En 2002, un chercheur du nom de Craig Venter avait séquencé son propre ADN. Il avait donc établi pour la première fois au monde la séquence des molécules formant l’ADN. En 2007, il détricote l’ADN d’un microbe appelé mycoplasma génitalium ;  l’avantage étant que ce génome était de petite taille ; il reconstitue ensuite un autre génome d’un microbe de synthèse d’où son nom de Synthia. Il déclare à Paris Match qu’il allait créer un homme : c’est le God syndrom de ceux qui se prennent pour Dieu.

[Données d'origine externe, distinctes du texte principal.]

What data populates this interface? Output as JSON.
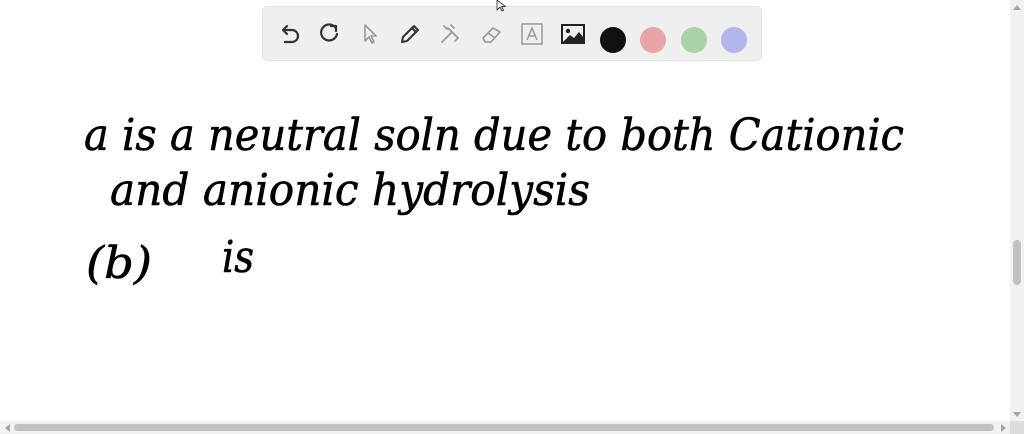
{
  "toolbar": {
    "tools": [
      {
        "name": "undo-icon"
      },
      {
        "name": "redo-icon"
      },
      {
        "name": "select-pointer-icon"
      },
      {
        "name": "pen-icon"
      },
      {
        "name": "tools-icon"
      },
      {
        "name": "eraser-icon"
      },
      {
        "name": "text-icon"
      },
      {
        "name": "image-icon"
      }
    ],
    "colors": [
      "#111111",
      "#e8a4a8",
      "#a9d3a6",
      "#b3b5ea"
    ]
  },
  "handwriting": {
    "line1": "a is a neutral soln due to both Cationic",
    "line2": "and anionic hydrolysis",
    "line3_label": "(b)",
    "line3_text": "is"
  }
}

Il avait en effet pour la première fois créé une espèce dans l’Histoire de l’Humanité.  

À partir de ce moment, beaucoup de savants se mirent à fantasmer. On allait reconstituer le génome d’Einstein, du mammouth, de l’Homme de Neandertal voire créer un surhomme ; Venter allant même jusqu’à affirmer qu’il allait ressusciter son propre père. Rien que ça…Mais au moins réussir à mettre au point des génomes d’hommes super-intelligents ou super-sportifs.  

Le séquençage du premier génome avait coûté un milliard de dollars. Il coûte actuellement entre 400 et 1000 dollars. Bien sûr, on a vite pensé que reconstituer un génome humain était désormais estimé à 90 millions de dollars au lieu de plusieurs milliards.

Le mea culpa de l’apprenti sorcier

Mais Craig Venter se rendit vit compte que le génome humain était au moins 200 fois plus complexe que celui de Synthia. Il fit un jour cet aveu : créer un homme synthétique était tellement difficile qu’il était improbable de réussir un tel succès avant de très nombreuses années. Pourquoi ?

Il faut savoir que sur les milliards de paires d’acides aminés, Adénine Thymine Guanidine Cytosine (ATGC), il suffit d’en changer une seule paire pour aboutir à une transformation radicale de l’humain. Par exemple la possibilité de manger ou de rire.

Par ailleurs les Chinois avaient sélectionné 2500 sujets dont de Quotient Intellectuel (QI) était égal ou supérieur à 160 (moyenne de la population = 100). Ils voulaient trouver dans le génome ce qui les rendaient aussi intelligents. En y mettant les moyens, ils n’y sont pas encore arrivés à ce jour.

D’autres études établissaient qu’une infime partie du génome concernant 74 variations portées par 300.000 jeunes hommes, pouvait expliquer leurs capacités intellectuelles ; mais cela n’intervenait que de manière très marginale dans leur réussite scolaire.

Pourquoi l’homme synthétique n’est pas pour demain

Or l’ADN constitue les gènes formant les chromosomes lesquels sont dans le noyau de la cellule. Mais toute fraction du génome est en relation avec d’autres fractions. Il existe de plus d’autres relations avec des centres dits « épigénétiques » disséminés dans le reste de la cellule ; c’est-à-dire le cytoplasme (zone entre le noyau et la membrane de la cellule). Mais aussi des petites organistes appelés mitochondries éparpillés dans ce dernier dont on découvre qu’ils sont aussi porteurs d’ADN. C’est tout le problèmes de la « chirurgie du gène ».

Autant dire que le surhomme escompté par les Chinois ou ces scientifiques de Harvard n’est pas pour demain. Quant au caractère secret de leur réunion, il est parfaitement ridicule.